Unwritten Diaries - JT #1

J.T. I don’t shout it from the rooftops. I don’t let anyone see. It’s because I don’t want anyone to know. I keep you for myself. I’ve been close to you. Close enough to smell you. It makes my head spin. All these insane celebrity stalkers that send crazy emails or park outside someone’s home. That’s not me. That will never be me. I’m smarter than that. I keep you for myself. Feel free to come into my home. You’ll find the usual. Couch. Television. Dining room ensemble. There are no banners on the walls, no shrine of your pictures. My computer won’t yield endless Google searches for you. Everything is as it should be. You’re out of my league. Beyond my reach. Untouchable. And for all my smarts, all these useless fucking brains, I still want to be near you. I know it makes no sense.

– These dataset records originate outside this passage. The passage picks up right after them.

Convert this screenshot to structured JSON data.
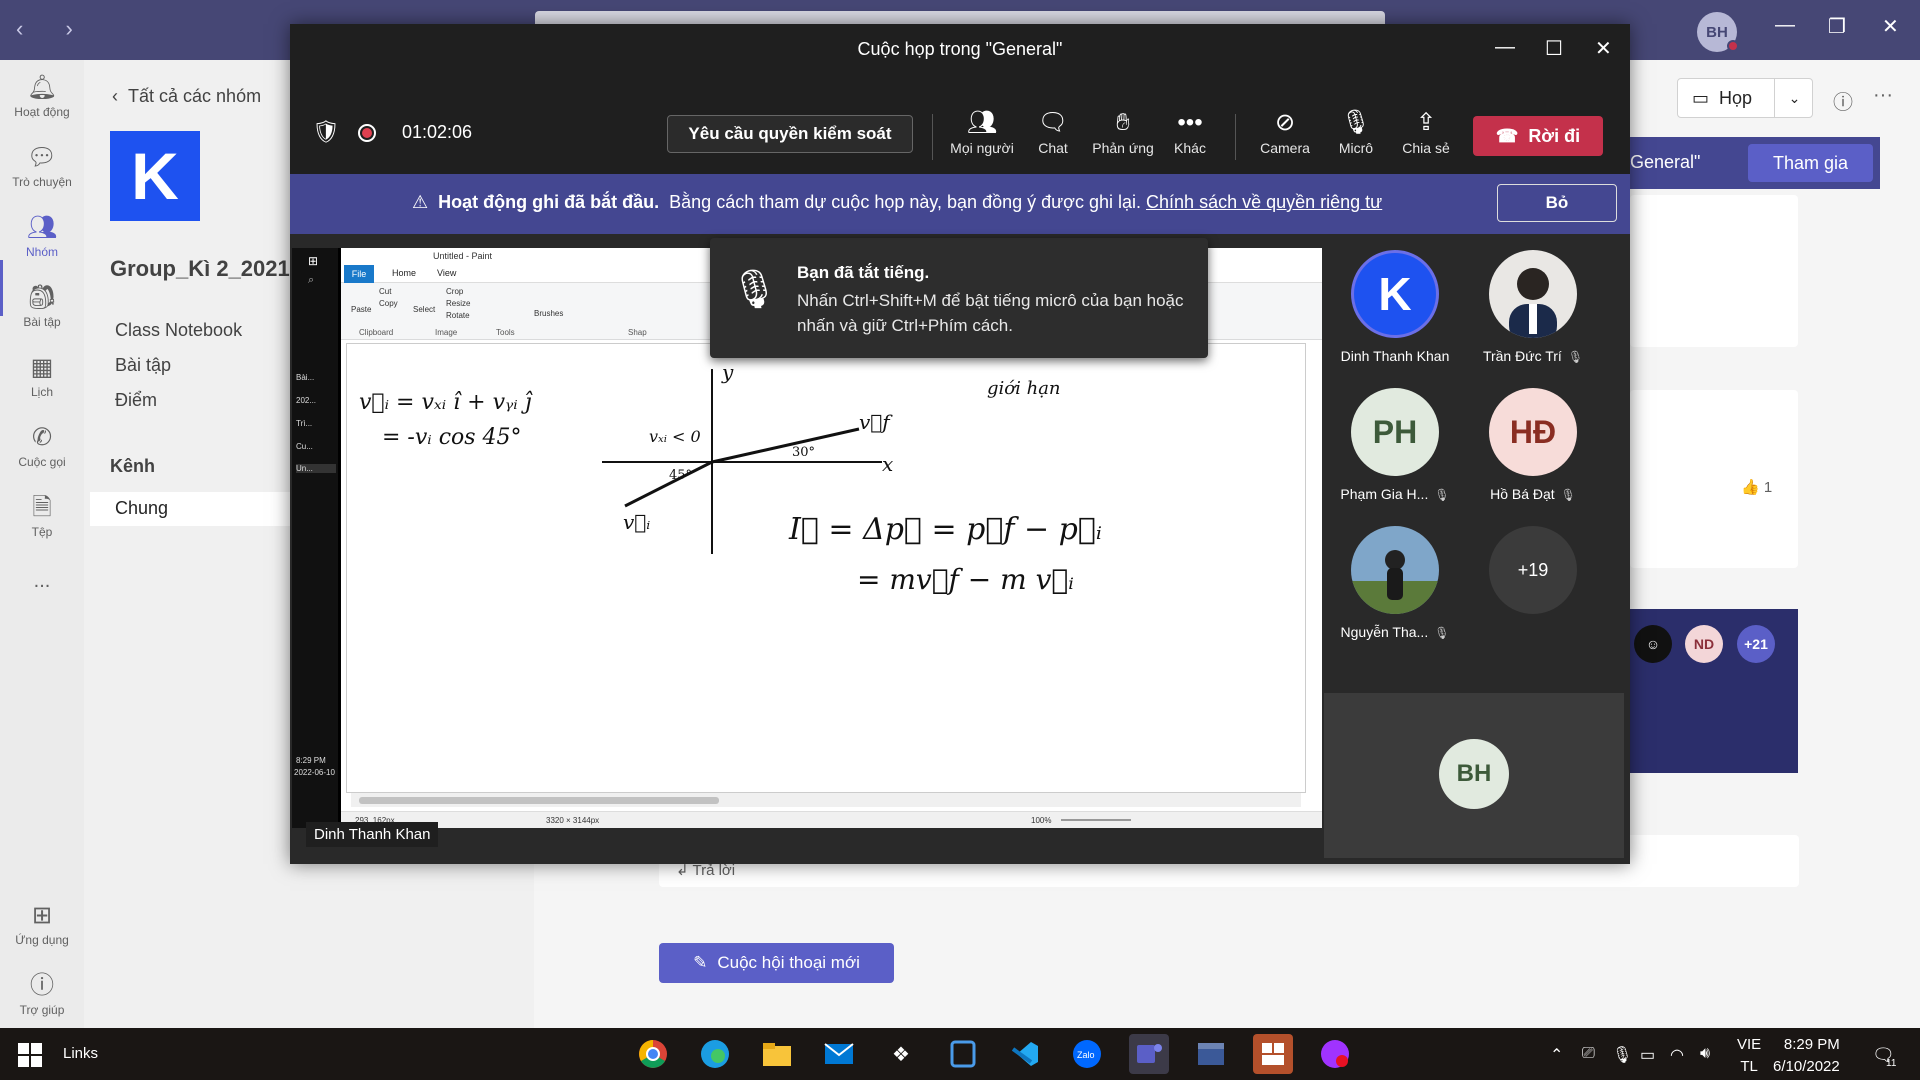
{
  "teams": {
    "user_initials": "BH",
    "rail": [
      {
        "label": "Hoạt động",
        "icon": "bell-icon"
      },
      {
        "label": "Trò chuyện",
        "icon": "chat-icon"
      },
      {
        "label": "Nhóm",
        "icon": "teams-icon"
      },
      {
        "label": "Bài tập",
        "icon": "assignments-icon"
      },
      {
        "label": "Lịch",
        "icon": "calendar-icon"
      },
      {
        "label": "Cuộc gọi",
        "icon": "phone-icon"
      },
      {
        "label": "Tệp",
        "icon": "file-icon"
      },
      {
        "label": "...",
        "icon": "more-icon"
      },
      {
        "label": "Ứng dụng",
        "icon": "apps-icon"
      },
      {
        "label": "Trợ giúp",
        "icon": "help-icon"
      }
    ],
    "panel": {
      "back_label": "Tất cả các nhóm",
      "team_initial": "K",
      "team_name": "Group_Kì 2_2021-",
      "links": [
        "Class Notebook",
        "Bài tập",
        "Điểm"
      ],
      "channels_heading": "Kênh",
      "channel": "Chung"
    },
    "channel": {
      "meet_label": "Họp",
      "join_text": "General\"",
      "join_label": "Tham gia",
      "like_count": "1",
      "avatars": [
        "ND",
        "+21"
      ],
      "reply_label": "Trả lời",
      "new_conversation": "Cuộc hội thoại mới"
    }
  },
  "meeting": {
    "title": "Cuộc họp trong \"General\"",
    "timer": "01:02:06",
    "request_control": "Yêu cầu quyền kiểm soát",
    "toolbar": [
      {
        "label": "Mọi người",
        "icon": "people-icon"
      },
      {
        "label": "Chat",
        "icon": "chat-icon"
      },
      {
        "label": "Phản ứng",
        "icon": "reaction-icon"
      },
      {
        "label": "Khác",
        "icon": "more-icon"
      },
      {
        "label": "Camera",
        "icon": "camera-off-icon"
      },
      {
        "label": "Micrô",
        "icon": "mic-off-icon"
      },
      {
        "label": "Chia sẻ",
        "icon": "share-icon"
      }
    ],
    "leave_label": "Rời đi",
    "recording_banner": {
      "bold": "Hoạt động ghi đã bắt đầu.",
      "text": "Bằng cách tham dự cuộc họp này, bạn đồng ý được ghi lại.",
      "link": "Chính sách về quyền riêng tư",
      "dismiss": "Bỏ"
    },
    "toast": {
      "title": "Bạn đã tắt tiếng.",
      "body": "Nhấn Ctrl+Shift+M để bật tiếng micrô của bạn hoặc nhấn và giữ Ctrl+Phím cách."
    },
    "presenter_tag": "Dinh Thanh Khan",
    "participants": [
      {
        "name": "Dinh Thanh Khan",
        "initials": "K",
        "muted": false
      },
      {
        "name": "Trần Đức Trí",
        "initials": "",
        "muted": true
      },
      {
        "name": "Phạm Gia H...",
        "initials": "PH",
        "muted": true
      },
      {
        "name": "Hồ Bá Đạt",
        "initials": "HĐ",
        "muted": true
      },
      {
        "name": "Nguyễn Tha...",
        "initials": "",
        "muted": true
      },
      {
        "name": "",
        "initials": "+19",
        "muted": false
      }
    ],
    "self_initials": "BH"
  },
  "paint": {
    "title": "Untitled - Paint",
    "tabs": [
      "File",
      "Home",
      "View"
    ],
    "clipboard": {
      "paste": "Paste",
      "cut": "Cut",
      "copy": "Copy",
      "group": "Clipboard"
    },
    "image": {
      "select": "Select",
      "crop": "Crop",
      "resize": "Resize",
      "rotate": "Rotate",
      "group": "Image"
    },
    "tools_group": "Tools",
    "brushes": "Brushes",
    "shapes_group": "Shap",
    "status_pos": "293, 162px",
    "status_size": "3320 × 3144px",
    "zoom": "100%",
    "left_taskbar": [
      "Bài...",
      "202...",
      "Trì...",
      "Cu...",
      "Un..."
    ],
    "left_time": "8:29 PM",
    "left_date": "2022-06-10",
    "handwriting": {
      "vi_eq": "v⃗ᵢ = vₓᵢ î + vᵧᵢ ĵ",
      "vx_eq": "= -vᵢ cos 45°",
      "axis_y": "y",
      "axis_x": "x",
      "vxi": "vₓᵢ < 0",
      "angle45": "45°",
      "angle30": "30°",
      "vf": "v⃗f",
      "vi": "v⃗ᵢ",
      "gioi": "giới hạn",
      "impulse": "I⃗ = Δp⃗ = p⃗f − p⃗ᵢ",
      "impulse2": "= mv⃗f − m v⃗ᵢ"
    }
  },
  "windows": {
    "links_label": "Links",
    "lang": "VIE",
    "lang2": "TL",
    "time": "8:29 PM",
    "date": "6/10/2022",
    "notif_count": "11"
  }
}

I know it’s irrational. That doesn’t stop the want. I want to bury my hands in your hair and press my lips to your forehead. I want to breathe in until my lungs burst. Breathe so deep it makes me dizzy. I want to run my hands over your shoulders and down your arms. I want to lift your hands to my mouth and kiss each fingertip. I want to wrap my hands around your ribcage and pin you to the wall with my body. I want to feel you press back with desire. I want to taste the salt from your neck. I want to feel the rush of your breath on my shoulder. I want to hear the moment your heart derails your brain. I want to see your eyes when you finally confess how long you’ve loved me. I want you to see me. Not the me everyone sees. The plain, drab shell. The awkward shuffle. The me I’ve buried. The me I only want to share with you. All this tension, and madness. I’m left with aching dreams and a hollow heart. Everyone looks right at me and never sees. Buried treasure in plain sight. Maybe today we’ll brush fingers as I hand you your coffee on set. I’ll stare at your shoes, feigning shyness. I’ll never raise my eyes until you ask. I’m afraid they would betray my soul. Can’t have that. It’s because I don’t want anyone to know. I keep you for myself.